At this minimalist 12-seat bar, tuck into steaming bowls of Hakata-style ramen while sipping from a selection of around 90 sake labels including citrusy Bijyofu yuzu schwa and light, dry Bijyofu Junrei Junmaiginjo. Bar snacks like Oden (clear soup with white radish and boiled eggs) and Crab Croquettes round out the menu. The space doubles as a bottle shop, so before you leave, grab some sake to-go.
Miyazaki Hideki has been passionate about food since he was a kid: he loved cooking with his mother. And while he was away from home at university, he had the opportunity to hone his cooking skills.

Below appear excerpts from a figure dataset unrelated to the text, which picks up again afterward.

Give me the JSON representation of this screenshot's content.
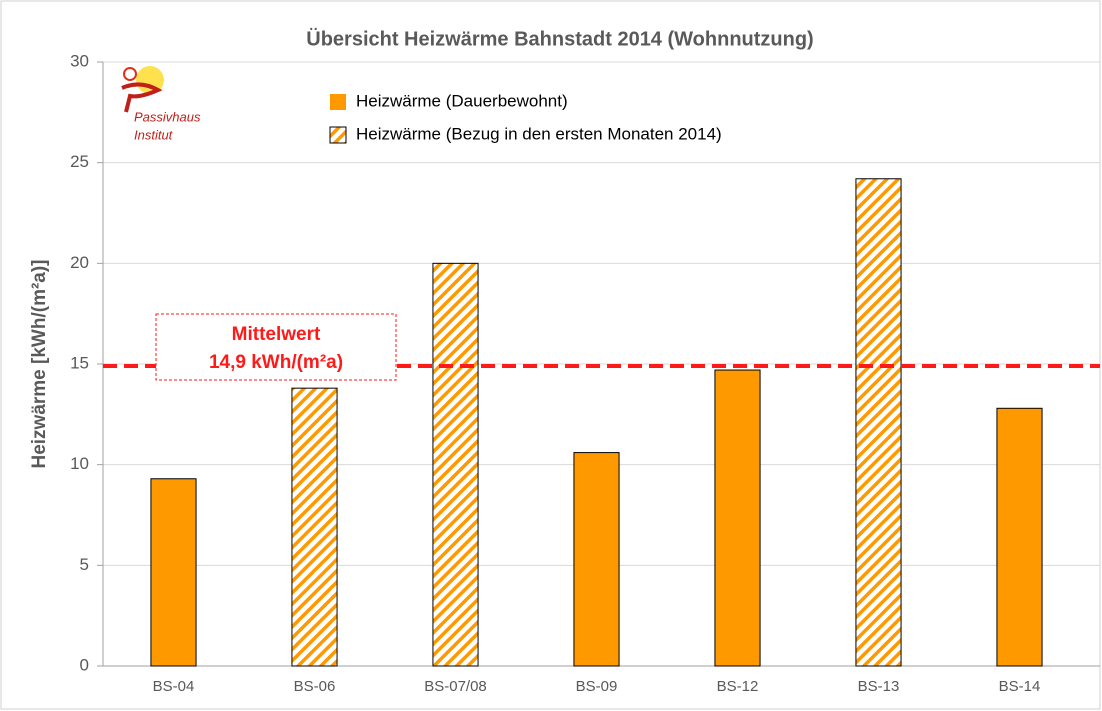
{
  "chart_data": {
    "type": "bar",
    "title": "Übersicht Heizwärme  Bahnstadt 2014 (Wohnnutzung)",
    "y_label": "Heizwärme  [kWh/(m²a)]",
    "categories": [
      "BS-04",
      "BS-06",
      "BS-07/08",
      "BS-09",
      "BS-12",
      "BS-13",
      "BS-14"
    ],
    "series": [
      {
        "name": "Heizwärme (Dauerbewohnt)",
        "color": "#ff9900",
        "hatched": false,
        "values": [
          9.3,
          null,
          null,
          10.6,
          14.7,
          null,
          12.8
        ]
      },
      {
        "name": "Heizwärme (Bezug in den ersten Monaten 2014)",
        "color": "#ff9900",
        "hatched": true,
        "values": [
          null,
          13.8,
          20.0,
          null,
          null,
          24.2,
          null
        ]
      }
    ],
    "ylim": [
      0,
      30
    ],
    "yticks": [
      0,
      5,
      10,
      15,
      20,
      25,
      30
    ],
    "grid": true,
    "mean_line": {
      "value": 14.9,
      "color": "#ff1a1a",
      "label_title": "Mittelwert",
      "label": "14,9 kWh/(m²a)"
    },
    "logo": [
      "Passivhaus",
      "Institut"
    ]
  }
}
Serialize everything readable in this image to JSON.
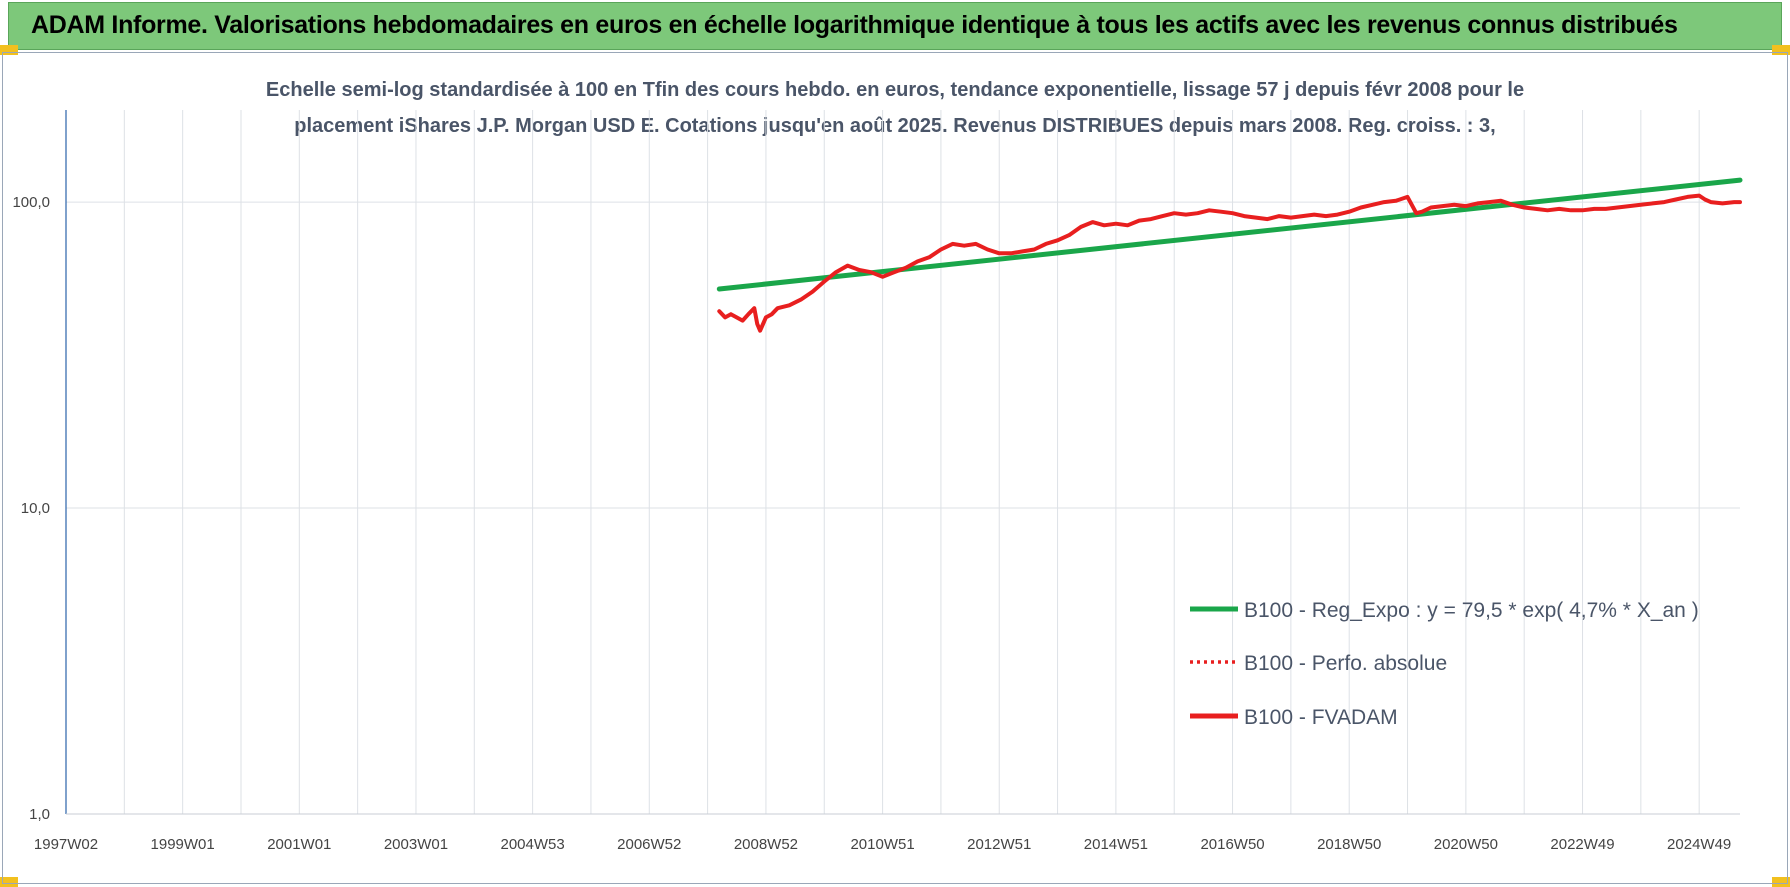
{
  "header": {
    "title": "ADAM Informe. Valorisations hebdomadaires en euros en échelle logarithmique identique à tous les actifs avec les revenus connus distribués"
  },
  "chart_data": {
    "type": "line",
    "title_lines": [
      "Echelle semi-log standardisée à 100 en Tfin des cours hebdo. en euros, tendance exponentielle, lissage 57 j depuis févr 2008 pour le",
      "placement iShares J.P. Morgan USD E. Cotations jusqu'en août 2025.  Revenus DISTRIBUES depuis mars 2008. Reg. croiss. : 3,"
    ],
    "yscale": "log",
    "ylim": [
      1,
      200
    ],
    "yticks": [
      {
        "value": 1,
        "label": "1,0"
      },
      {
        "value": 10,
        "label": "10,0"
      },
      {
        "value": 100,
        "label": "100,0"
      }
    ],
    "xlim": [
      1997.0,
      2025.7
    ],
    "xticks": [
      {
        "value": 1997.0,
        "label": "1997W02"
      },
      {
        "value": 1999.0,
        "label": "1999W01"
      },
      {
        "value": 2001.0,
        "label": "2001W01"
      },
      {
        "value": 2003.0,
        "label": "2003W01"
      },
      {
        "value": 2005.0,
        "label": "2004W53"
      },
      {
        "value": 2007.0,
        "label": "2006W52"
      },
      {
        "value": 2009.0,
        "label": "2008W52"
      },
      {
        "value": 2011.0,
        "label": "2010W51"
      },
      {
        "value": 2013.0,
        "label": "2012W51"
      },
      {
        "value": 2015.0,
        "label": "2014W51"
      },
      {
        "value": 2017.0,
        "label": "2016W50"
      },
      {
        "value": 2019.0,
        "label": "2018W50"
      },
      {
        "value": 2021.0,
        "label": "2020W50"
      },
      {
        "value": 2023.0,
        "label": "2022W49"
      },
      {
        "value": 2025.0,
        "label": "2024W49"
      }
    ],
    "grid": true,
    "legend_position": "bottom-right",
    "series": [
      {
        "name": "B100 - Reg_Expo : y = 79,5 * exp( 4,7% *  X_an )",
        "color": "#1aa64a",
        "style": "solid",
        "x": [
          2008.2,
          2025.7
        ],
        "y": [
          52,
          118
        ]
      },
      {
        "name": "B100 - Perfo. absolue",
        "color": "#e81f1f",
        "style": "dotted",
        "x": [],
        "y": []
      },
      {
        "name": "B100 - FVADAM",
        "color": "#e81f1f",
        "style": "solid",
        "x": [
          2008.2,
          2008.3,
          2008.4,
          2008.6,
          2008.7,
          2008.8,
          2008.85,
          2008.9,
          2009.0,
          2009.1,
          2009.2,
          2009.4,
          2009.6,
          2009.8,
          2010.0,
          2010.2,
          2010.4,
          2010.6,
          2010.8,
          2011.0,
          2011.2,
          2011.4,
          2011.6,
          2011.8,
          2012.0,
          2012.2,
          2012.4,
          2012.6,
          2012.8,
          2013.0,
          2013.2,
          2013.4,
          2013.6,
          2013.8,
          2014.0,
          2014.2,
          2014.4,
          2014.6,
          2014.8,
          2015.0,
          2015.2,
          2015.4,
          2015.6,
          2015.8,
          2016.0,
          2016.2,
          2016.4,
          2016.6,
          2016.8,
          2017.0,
          2017.2,
          2017.4,
          2017.6,
          2017.8,
          2018.0,
          2018.2,
          2018.4,
          2018.6,
          2018.8,
          2019.0,
          2019.2,
          2019.4,
          2019.6,
          2019.8,
          2020.0,
          2020.15,
          2020.25,
          2020.4,
          2020.6,
          2020.8,
          2021.0,
          2021.2,
          2021.4,
          2021.6,
          2021.8,
          2022.0,
          2022.2,
          2022.4,
          2022.6,
          2022.8,
          2023.0,
          2023.2,
          2023.4,
          2023.6,
          2023.8,
          2024.0,
          2024.2,
          2024.4,
          2024.6,
          2024.8,
          2025.0,
          2025.1,
          2025.2,
          2025.4,
          2025.6,
          2025.7
        ],
        "y": [
          44,
          42,
          43,
          41,
          43,
          45,
          40,
          38,
          42,
          43,
          45,
          46,
          48,
          51,
          55,
          59,
          62,
          60,
          59,
          57,
          59,
          61,
          64,
          66,
          70,
          73,
          72,
          73,
          70,
          68,
          68,
          69,
          70,
          73,
          75,
          78,
          83,
          86,
          84,
          85,
          84,
          87,
          88,
          90,
          92,
          91,
          92,
          94,
          93,
          92,
          90,
          89,
          88,
          90,
          89,
          90,
          91,
          90,
          91,
          93,
          96,
          98,
          100,
          101,
          104,
          92,
          93,
          96,
          97,
          98,
          97,
          99,
          100,
          101,
          98,
          96,
          95,
          94,
          95,
          94,
          94,
          95,
          95,
          96,
          97,
          98,
          99,
          100,
          102,
          104,
          105,
          102,
          100,
          99,
          100,
          100
        ]
      }
    ]
  }
}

The Fukuoka-born Deputy General Manager for the Asia and Oceania Product Development Unit (which handles IPPUDO) moved here in 2009. When he’s not eating ramen, he loves Motsunabe hot pot, a specialty of his hometown. It’s a satisfying, value-for-money meal.

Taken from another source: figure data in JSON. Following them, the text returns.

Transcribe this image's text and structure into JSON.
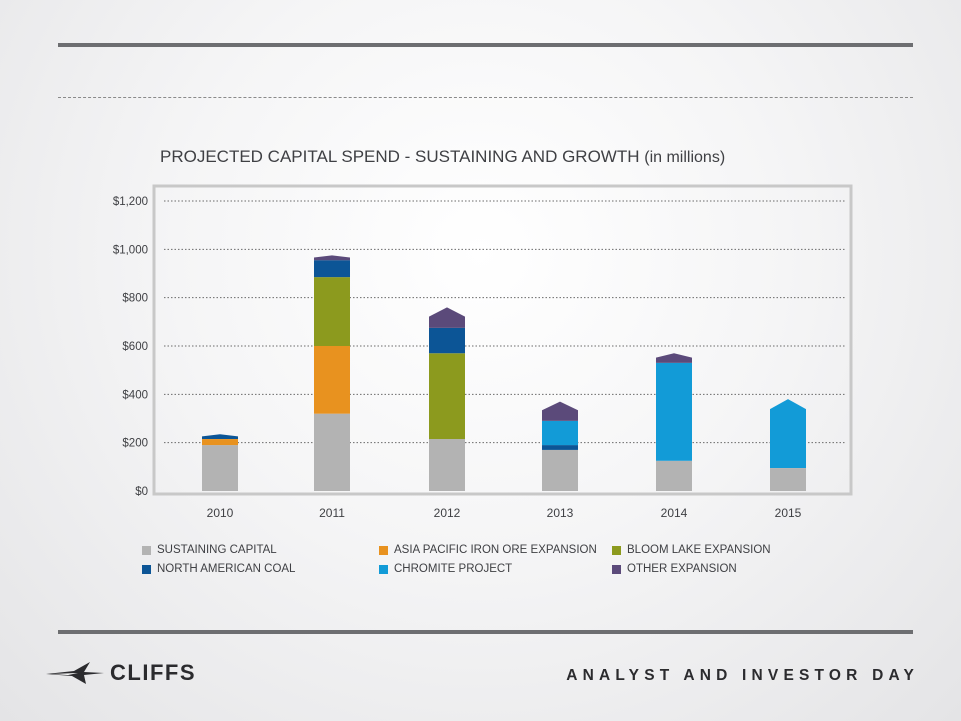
{
  "slide": {
    "footer_logo_text": "CLIFFS",
    "footer_event": "ANALYST AND INVESTOR DAY"
  },
  "chart_data": {
    "type": "bar",
    "stacked": true,
    "title": "PROJECTED CAPITAL SPEND - SUSTAINING AND GROWTH",
    "title_unit": "(in millions)",
    "xlabel": "",
    "ylabel": "",
    "categories": [
      "2010",
      "2011",
      "2012",
      "2013",
      "2014",
      "2015"
    ],
    "y_ticks": [
      "$0",
      "$200",
      "$400",
      "$600",
      "$800",
      "$1,000",
      "$1,200"
    ],
    "y_tick_values": [
      0,
      200,
      400,
      600,
      800,
      1000,
      1200
    ],
    "ylim": [
      0,
      1200
    ],
    "grid": true,
    "legend_position": "bottom",
    "series": [
      {
        "name": "SUSTAINING CAPITAL",
        "color": "#b3b3b3",
        "values": [
          190,
          320,
          215,
          170,
          125,
          95
        ]
      },
      {
        "name": "ASIA PACIFIC IRON ORE EXPANSION",
        "color": "#e8921f",
        "values": [
          25,
          280,
          0,
          0,
          0,
          0
        ]
      },
      {
        "name": "BLOOM LAKE EXPANSION",
        "color": "#8c9a1e",
        "values": [
          0,
          285,
          355,
          0,
          0,
          0
        ]
      },
      {
        "name": "NORTH AMERICAN COAL",
        "color": "#0c5596",
        "values": [
          20,
          70,
          105,
          20,
          0,
          0
        ]
      },
      {
        "name": "CHROMITE PROJECT",
        "color": "#129bd7",
        "values": [
          0,
          0,
          0,
          100,
          405,
          285
        ]
      },
      {
        "name": "OTHER EXPANSION",
        "color": "#5b4a7a",
        "values": [
          0,
          20,
          85,
          80,
          40,
          0
        ]
      }
    ]
  }
}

Whole fresh salmon are imported for the Salmon Yukke. The raw salmon is cut into bite-sized pieces and served with egg yolk, julienned cucumber, chopped spring onion and sweet salty sauce —it’s a great blend of flavors. Just mix it together and eat. Everything is served in a small black bowl making the bright coral and yellow colors of the fish and egg pop.
The Shiobuta Kushi are handy little pork skewers. The meat is soft and nicely layered with fat. Plus, it’s marinated using flavorful mineral-rich salt. The sticks are served on a bed of fresh cabbage leaves. And a small portion of mustard comes with the pork — the spicy condiment helps cuts through the richness of the fatty meat.
The Mentai Dashimaki features an egg omelette (enriched with soup stock) rolled and filled with spicy cod roe. It’s a classic Hakata recipe. The savory roe provides great contrast against the mild egg and it takes great skill to make a neat roll. The dish comes with four pieces to an order. And there’s a dollop of mayonnaise served alongside.